If you do just 10-20 iterations of this script, the PREFIX headers representing the Turtle of the Container seem to be fine. If you bump it up to 1000, they invariably come out of order (curl -L -H "Accept: text/turtle" http://training.fairdata.solutions/DAV/home/LDP/fair/grazing2/ | less)

    require 'rdf'
    require 'rdf/turtle'
        def triplify(s, p, o, repo)
      
          if s.class == String
                  s = s.strip
          end
          if p.class == String
                  p = p.strip
          end
          if o.class == String
                  o = o.strip
          end
          
          unless s.respond_to?('uri')
            
            if s.to_s =~ /^\w+:\/?\/?[^\s]+/
                    s = RDF::URI.new(s.to_s)
            else
              abort "Subject #{s.to_s} must be a URI-compatible thingy"
            end
          end          
          unless p.respond_to?('uri')        
            if p.to_s =~ /^\w+:\/?\/?[^\s]+/
                    p = RDF::URI.new(p.to_s)
            else
              abort "Predicate #{p.to_s} must be a URI-compatible thingy"
            end
          end
          unless o.respond_to?('uri')
            if o.to_s =~ /^\w+:\/?\/?[^\s]+/
                    o = RDF::URI.new(o.to_s)
            elsif o.to_s =~ /^\d{4}-[01]\d-[0-3]\dT[0-2]\d:[0-5]\d/
                    o = RDF::Literal.new(o.to_s, :datatype => RDF::XSD.date)
            elsif o.to_s =~ /^[+-]?\d+\.\d+/
                    o = RDF::Literal.new(o.to_s, :datatype => RDF::XSD.float)
            elsif o.to_s =~ /^[+-]?[0-9]+$/
                    o = RDF::Literal.new(o.to_s, :datatype => RDF::XSD.int)
            else
                    o = RDF::Literal.new(o.to_s, :language => :en)
            end
          end
      
          triple = RDF::Statement(s, p, o) 
          repo.insert(triple)
          return true
        end


    rdf =  RDF::Vocabulary.new("http://www.w3.org/1999/02/22-rdf-syntax-ns#")
    sio = RDF::Vocabulary.new("http://semanticscience.org/resource/")
    my =   RDF::Vocabulary.new("http://training.fairdata.solutions/DAV/home/LDP/fair/grazing2/")
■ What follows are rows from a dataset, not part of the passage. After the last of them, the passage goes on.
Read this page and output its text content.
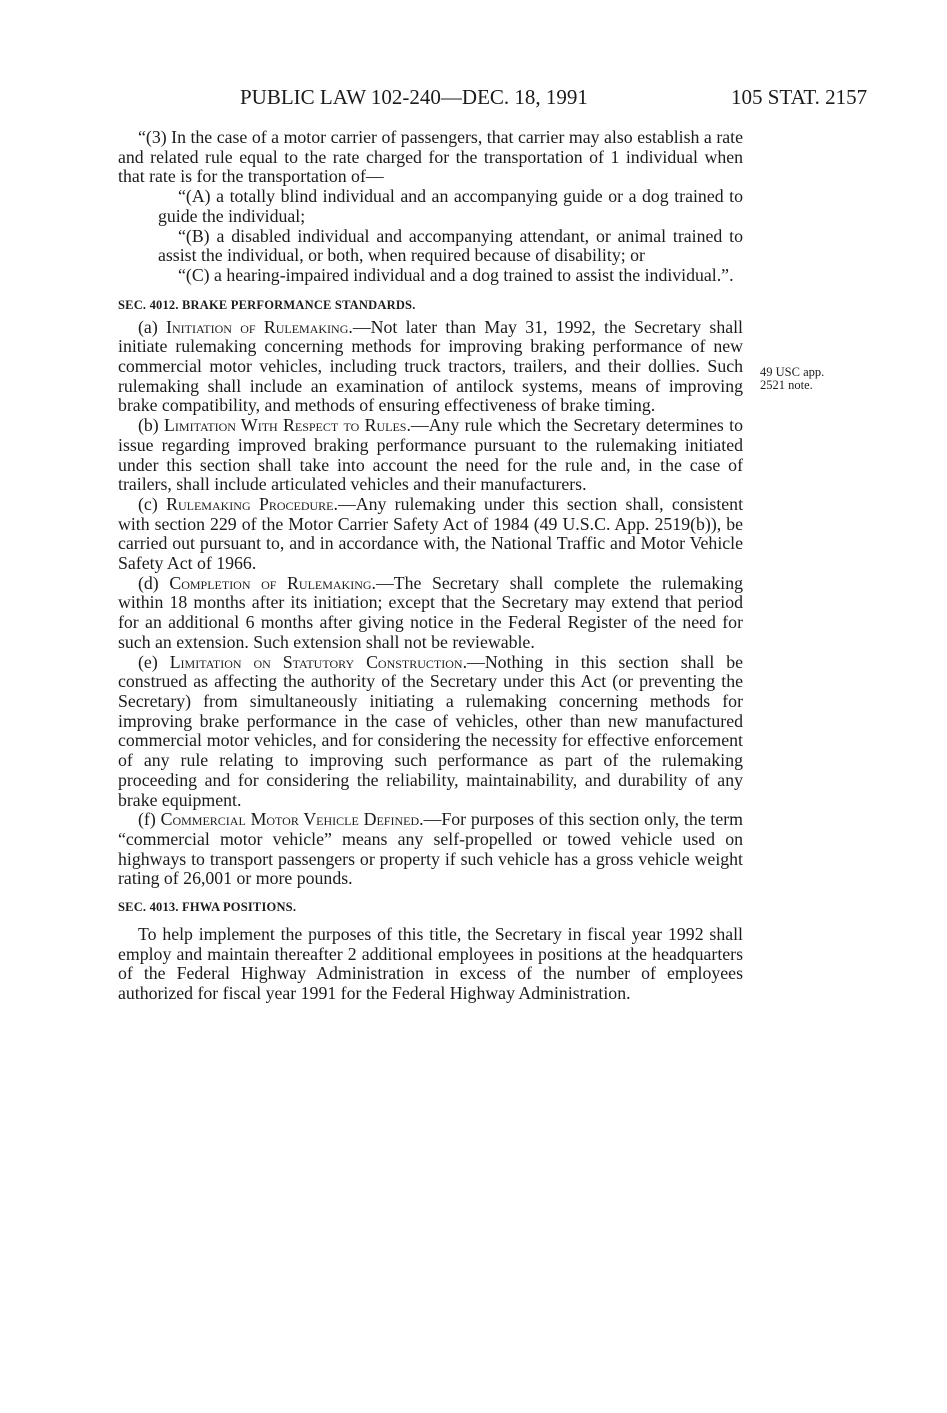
PUBLIC LAW 102-240—DEC. 18, 1991	105 STAT. 2157
49 USC app.
2521 note.

“(3) In the case of a motor carrier of passengers, that carrier may also establish a rate and related rule equal to the rate charged for the transportation of 1 individual when that rate is for the transportation of—

“(A) a totally blind individual and an accompanying guide or a dog trained to guide the individual;

“(B) a disabled individual and accompanying attendant, or animal trained to assist the individual, or both, when required because of disability; or

“(C) a hearing-impaired individual and a dog trained to assist the individual.”.

SEC. 4012. BRAKE PERFORMANCE STANDARDS.

(a) Initiation of Rulemaking.—Not later than May 31, 1992, the Secretary shall initiate rulemaking concerning methods for improving braking performance of new commercial motor vehicles, including truck tractors, trailers, and their dollies. Such rulemaking shall include an examination of antilock systems, means of improving brake compatibility, and methods of ensuring effectiveness of brake timing.

(b) Limitation With Respect to Rules.—Any rule which the Secretary determines to issue regarding improved braking performance pursuant to the rulemaking initiated under this section shall take into account the need for the rule and, in the case of trailers, shall include articulated vehicles and their manufacturers.

(c) Rulemaking Procedure.—Any rulemaking under this section shall, consistent with section 229 of the Motor Carrier Safety Act of 1984 (49 U.S.C. App. 2519(b)), be carried out pursuant to, and in accordance with, the National Traffic and Motor Vehicle Safety Act of 1966.

(d) Completion of Rulemaking.—The Secretary shall complete the rulemaking within 18 months after its initiation; except that the Secretary may extend that period for an additional 6 months after giving notice in the Federal Register of the need for such an extension. Such extension shall not be reviewable.

(e) Limitation on Statutory Construction.—Nothing in this section shall be construed as affecting the authority of the Secretary under this Act (or preventing the Secretary) from simultaneously initiating a rulemaking concerning methods for improving brake performance in the case of vehicles, other than new manufactured commercial motor vehicles, and for considering the necessity for effective enforcement of any rule relating to improving such performance as part of the rulemaking proceeding and for considering the reliability, maintainability, and durability of any brake equipment.

(f) Commercial Motor Vehicle Defined.—For purposes of this section only, the term “commercial motor vehicle” means any self-propelled or towed vehicle used on highways to transport passengers or property if such vehicle has a gross vehicle weight rating of 26,001 or more pounds.

SEC. 4013. FHWA POSITIONS.

To help implement the purposes of this title, the Secretary in fiscal year 1992 shall employ and maintain thereafter 2 additional employees in positions at the headquarters of the Federal Highway Administration in excess of the number of employees authorized for fiscal year 1991 for the Federal Highway Administration.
    (1..1000).each do |count|   # this is the iterator
      observation = "obs_#{count}"    # obs_123
    	
      g = RDF::Graph.new()

      triplify(my["#{observation}#observation"], rdf.type, sio.measuring, g)

    	RDF::Turtle::Writer.open("./test.ttl") do |writer|
    		writer << g  # write the little piece of turtle to ./test.ttl
    	end

    	system "curl -u gofair:gofair -L -H 'Accept: text/turtle' -H 'Content-type: text/turtle' -H 'Slug: #{observation}' --data-binary @test.ttl http://training.fairdata.solutions/DAV/home/LDP/fair/grazing2/"
    	puts $?   # check for error messages

    end

So, when you run that, do the curl to retrieve the container turtle and you’ll see the prefix headers coming out-of-order.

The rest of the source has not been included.